Celui-ci était une véritable énigme. Il était sans conteste l’habitant de tout Vereinbarung à porter les traces de l’Empire Souterrain au plus profond de sa chair… et pourtant il avait réussi à s’en affranchir. Peut-être parce qu’il assumait complètement son passé ? Il lui avait expliqué le rôle d’un Prophète Gris dans la société des Skavens Sauvages. Il était difficile de percevoir sous ce visage amical et souriant l’ancien apprenti d’un dangereux gourou, qui avait de nombreux crimes sur la conscience. Clarin avait perçu plusieurs fois les remords écailler la voix du Maître Mage quand il parlait de sa vie à Brissuc.

 

Même les soldats, les paysans, les roturiers, les serviteurs, les commerçants, tous ces Skavens qui occupaient une place « normale » dans cette société extraordinaire n’avaient eu à ses yeux pour seule différence que l’apparence. Du reste, c’était juste des gens ordinaires, avec des joies et des peines simples et communes à tous les peuples…

 

Clarin sourit en repensant au Prince Calderon. Son Altesse avait vraiment bien choisi la personne à envoyer au contact du peuple du Royaume des Rats. Son scepticisme s’était complètement évanoui.

 

Il reprit la plume, et conclut sa lettre :

 

Je sais à présent que la Principauté de Vereinbarung peut être un partenaire fiable et un allié redoutable, de surcroît. Je tâcherai de vous expliquer plus précisément pourquoi quand je serai rentré. Votre Majesté aura le bon jugement et fera les bons choix, j’en suis sûr.

 

Louée soit l’Estalie, louée soit la Couronne, loués soient les dieux !

 

*

 

Les dernières lueurs du jour s’accrochaient désespérément à la fenêtre, comme si cette journée interminable refusait obstinément de laisser sa place à la suivante. Le plancher craquait sous les pas du commandant Johannes Schmetterling, qui tournait lentement en rond dans le bureau. Le capitaine Jochen Gottlieb, assis sur une chaise, faisait la moue, et attendait. Il n’avait pas l’air spécialement anxieux, ce qui agaça davantage le commandant.

 

-         J’ai l’impression que vous ne me prenez pas très au sérieux, Capitaine. L’armée de Steinerburg a une image impeccable à afficher, et une réputation à conserver intacte.

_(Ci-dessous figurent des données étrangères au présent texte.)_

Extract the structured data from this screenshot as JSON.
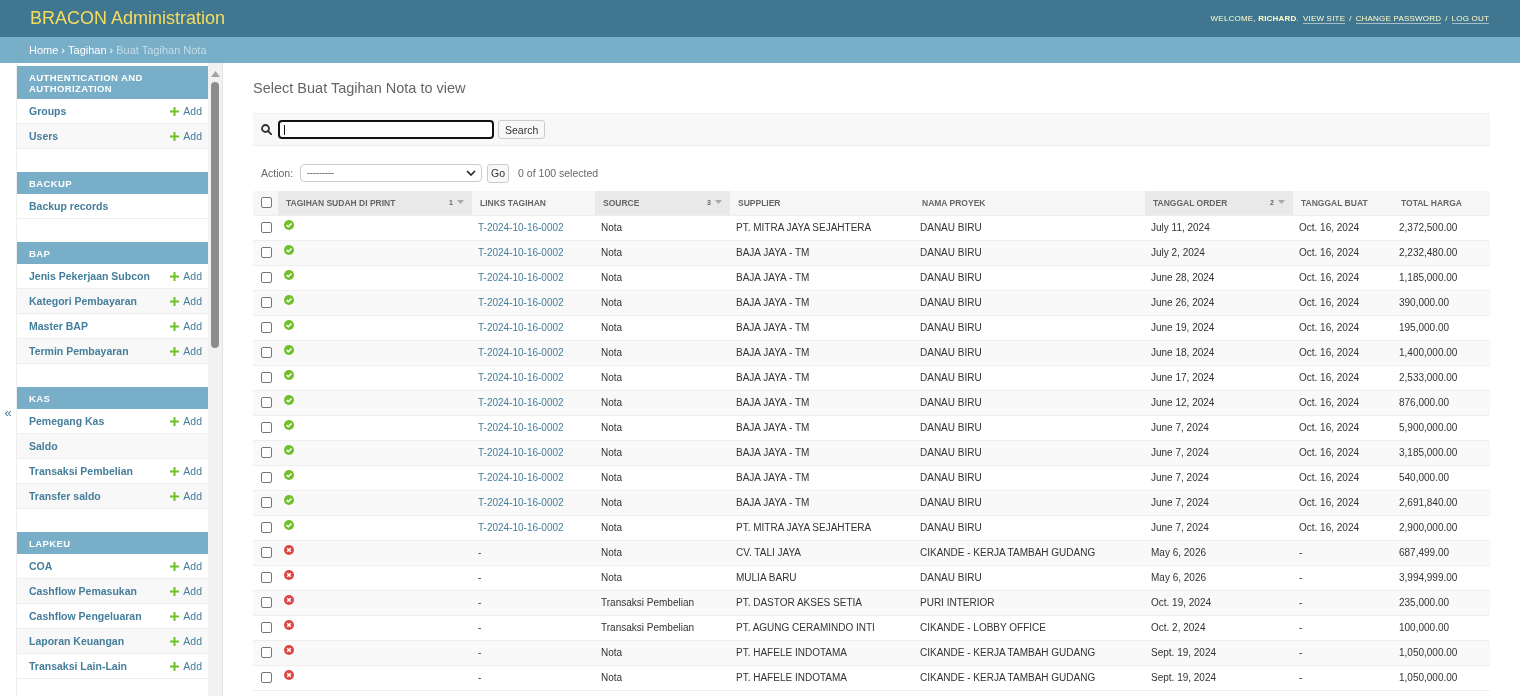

Or, ce lamentable débordement dont vous avez fait preuve tout-à-l’heure, c’est tout le contraire ! Ce n’est pas un honorable soldat que j’ai devant moi, c’est un gamin énervé par la plus petite provocation ! Seul un troufion se serait emporté comme vous l’avez fait !

 

L’air anxieux de Jochen se teinta de colère.

 

-         Évitez de me parler comme à une jeune recrue, Commandant. Je suis fils de seigneur, je suis entré dans l’âge adulte, mon père est mort, ma mère n’est plus là, ce qui signifie que je représente le nom de Gottlieb, désormais. Moi, et ma sœur. Vous avez servi un Comte Électeur, vous êtes donc plus expérimenté que moi, mais je suis de sang noble, contrairement à vous.

 

Le jeune Gottlieb avait voulu imposer son ascendance, mais conformément à son attente, le grand Humain roux ne parut nullement impressionné.

 

-         Puisque vous tenez tant que ça à votre statut, Capitaine, vous devriez vraiment rester attentif… On risque de douter de votre titre de noblesse si vous agissez comme une petite frappe. Quant à votre sœur, elle reste une femme, et donc elle n’est pas tenue de défendre le titre et le nom de Gottlieb. D’ailleurs, elle n’en est peut-être pas capable ?

 

Le regard de Jochen se fit plus pénétrant.

 

-         Détrompez-vous, Commandant. Malgré les apparences, ma sœur en a plus dans le pantalon que bien des gars de notre armée, et jouer les épouses obéissantes n’est clairement pas son genre.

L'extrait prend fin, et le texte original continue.